O Tribunal de Justiça de Mato Grosso do Sul (TJMS) condenou uma instituição de ensino a pagar R$ 10 mil por falha na prestação de serviço a alunos de um curso de especialização. O caso teve início em 2019, quando uma aluna firmou contrato para participar da turma de especialização em osteopatia, que deveria ocorrer presencialmente em Campo Grande. Após três anos de aulas, a instituição decidiu cancelar a turma presencial e sugeriu que os alunos concluíssem o curso em outras cidades, como Brasília, Campinas e São Paulo.
A justificativa apresentada pela instituição foi a inviabilidade financeira, o que obrigaria os alunos a arcar com custos adicionais de deslocamento e estadia. Em sua defesa, a instituição alegou que o contrato previa a possibilidade de cancelamento ou remanejamento em caso de número insuficiente de alunos. Também foi mencionado que descontos de até 100% nas mensalidades foram oferecidos, mas recusados pelos alunos.
O juiz Giuliano Máximo Martins, ao analisar o caso, entendeu que, embora a cláusula de remanejamento seja legal, sua aplicação neste caso foi abusiva. O juiz argumentou que a mudança de local comprometeria a expectativa legítima da aluna de concluir o curso conforme as condições inicialmente contratadas. Ele determinou a rescisão do contrato e a indenização por danos morais.

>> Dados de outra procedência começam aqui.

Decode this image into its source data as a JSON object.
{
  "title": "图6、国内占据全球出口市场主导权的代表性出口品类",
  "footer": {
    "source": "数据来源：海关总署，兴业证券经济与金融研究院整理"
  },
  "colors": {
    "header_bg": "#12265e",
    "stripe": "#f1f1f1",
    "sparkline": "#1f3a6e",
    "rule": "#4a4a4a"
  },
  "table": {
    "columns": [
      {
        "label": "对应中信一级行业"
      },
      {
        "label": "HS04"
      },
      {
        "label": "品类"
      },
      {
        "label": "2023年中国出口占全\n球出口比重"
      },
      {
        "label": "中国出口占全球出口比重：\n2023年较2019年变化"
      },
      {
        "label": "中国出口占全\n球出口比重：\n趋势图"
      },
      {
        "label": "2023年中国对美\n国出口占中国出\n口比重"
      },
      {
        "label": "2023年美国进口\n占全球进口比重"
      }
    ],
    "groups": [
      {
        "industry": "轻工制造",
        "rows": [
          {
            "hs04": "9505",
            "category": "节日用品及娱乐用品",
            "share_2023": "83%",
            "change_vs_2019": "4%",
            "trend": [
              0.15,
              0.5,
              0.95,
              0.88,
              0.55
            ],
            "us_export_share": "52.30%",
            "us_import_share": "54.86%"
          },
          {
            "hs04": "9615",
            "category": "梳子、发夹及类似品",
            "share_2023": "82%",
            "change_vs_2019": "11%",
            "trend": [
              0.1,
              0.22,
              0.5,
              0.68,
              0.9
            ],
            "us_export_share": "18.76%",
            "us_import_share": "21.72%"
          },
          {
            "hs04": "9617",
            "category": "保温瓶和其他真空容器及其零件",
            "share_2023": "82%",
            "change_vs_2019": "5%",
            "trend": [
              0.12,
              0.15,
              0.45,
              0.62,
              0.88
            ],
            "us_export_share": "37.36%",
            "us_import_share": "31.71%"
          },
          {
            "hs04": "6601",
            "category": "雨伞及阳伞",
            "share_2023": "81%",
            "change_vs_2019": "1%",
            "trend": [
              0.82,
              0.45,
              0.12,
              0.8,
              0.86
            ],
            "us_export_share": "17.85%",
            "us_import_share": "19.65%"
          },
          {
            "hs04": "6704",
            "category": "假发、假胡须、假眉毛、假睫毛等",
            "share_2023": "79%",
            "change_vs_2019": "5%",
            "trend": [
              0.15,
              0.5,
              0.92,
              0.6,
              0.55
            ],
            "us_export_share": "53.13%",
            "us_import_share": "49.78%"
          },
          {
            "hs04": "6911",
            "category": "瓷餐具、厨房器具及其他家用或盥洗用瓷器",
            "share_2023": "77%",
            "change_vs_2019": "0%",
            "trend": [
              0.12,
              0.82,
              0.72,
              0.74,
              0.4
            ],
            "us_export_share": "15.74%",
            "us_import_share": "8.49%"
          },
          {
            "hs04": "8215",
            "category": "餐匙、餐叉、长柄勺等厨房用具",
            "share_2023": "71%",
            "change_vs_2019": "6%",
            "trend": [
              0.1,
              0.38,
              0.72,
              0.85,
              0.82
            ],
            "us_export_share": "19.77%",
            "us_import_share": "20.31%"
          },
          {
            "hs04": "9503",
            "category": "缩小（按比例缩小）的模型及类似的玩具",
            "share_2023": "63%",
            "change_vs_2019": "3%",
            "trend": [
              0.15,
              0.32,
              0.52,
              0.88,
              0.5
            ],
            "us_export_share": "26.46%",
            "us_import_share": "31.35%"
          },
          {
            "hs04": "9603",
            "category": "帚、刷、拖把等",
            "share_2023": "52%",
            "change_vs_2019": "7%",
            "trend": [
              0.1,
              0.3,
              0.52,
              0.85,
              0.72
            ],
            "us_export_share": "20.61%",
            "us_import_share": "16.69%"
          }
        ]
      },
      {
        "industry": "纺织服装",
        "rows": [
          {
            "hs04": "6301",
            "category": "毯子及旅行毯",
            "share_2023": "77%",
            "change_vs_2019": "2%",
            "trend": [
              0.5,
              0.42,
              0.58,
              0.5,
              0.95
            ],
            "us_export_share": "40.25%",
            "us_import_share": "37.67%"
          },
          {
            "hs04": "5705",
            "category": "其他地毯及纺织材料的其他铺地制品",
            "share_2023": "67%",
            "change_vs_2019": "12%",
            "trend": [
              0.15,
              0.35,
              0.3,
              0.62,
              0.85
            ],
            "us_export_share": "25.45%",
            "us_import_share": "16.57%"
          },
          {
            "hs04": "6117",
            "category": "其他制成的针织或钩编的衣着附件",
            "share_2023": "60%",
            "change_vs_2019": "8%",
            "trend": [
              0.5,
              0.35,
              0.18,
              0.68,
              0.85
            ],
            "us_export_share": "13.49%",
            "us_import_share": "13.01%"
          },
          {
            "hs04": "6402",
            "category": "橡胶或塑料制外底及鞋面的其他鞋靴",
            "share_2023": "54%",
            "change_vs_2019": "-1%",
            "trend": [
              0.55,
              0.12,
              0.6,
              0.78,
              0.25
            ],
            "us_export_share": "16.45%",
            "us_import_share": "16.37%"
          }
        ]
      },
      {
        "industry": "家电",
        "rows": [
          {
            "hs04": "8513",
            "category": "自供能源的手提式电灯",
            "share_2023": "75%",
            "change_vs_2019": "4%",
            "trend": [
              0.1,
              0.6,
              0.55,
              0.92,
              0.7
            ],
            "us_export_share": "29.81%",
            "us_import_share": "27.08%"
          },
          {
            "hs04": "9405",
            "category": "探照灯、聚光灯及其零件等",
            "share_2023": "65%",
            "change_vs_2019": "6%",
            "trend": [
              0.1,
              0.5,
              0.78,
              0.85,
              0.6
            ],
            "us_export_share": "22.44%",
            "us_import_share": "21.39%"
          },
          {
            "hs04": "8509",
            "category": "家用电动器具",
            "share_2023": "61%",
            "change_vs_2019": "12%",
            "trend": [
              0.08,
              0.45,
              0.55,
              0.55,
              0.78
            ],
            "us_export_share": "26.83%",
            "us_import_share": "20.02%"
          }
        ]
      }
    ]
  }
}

Além dos R$ 10 mil de indenização, o juiz destacou que exigir que os alunos continuassem o curso em outro Estado representaria um custo desproporcional em relação ao que haviam planejado. A decisão foi baseada na caracterização da ação como falha na prestação de serviço educacional, especialmente pela alteração da localidade das aulas presenciais. Não foi determinada a devolução dos valores já pagos, pois a aluna havia usufruído do serviço durante os três anos de curso.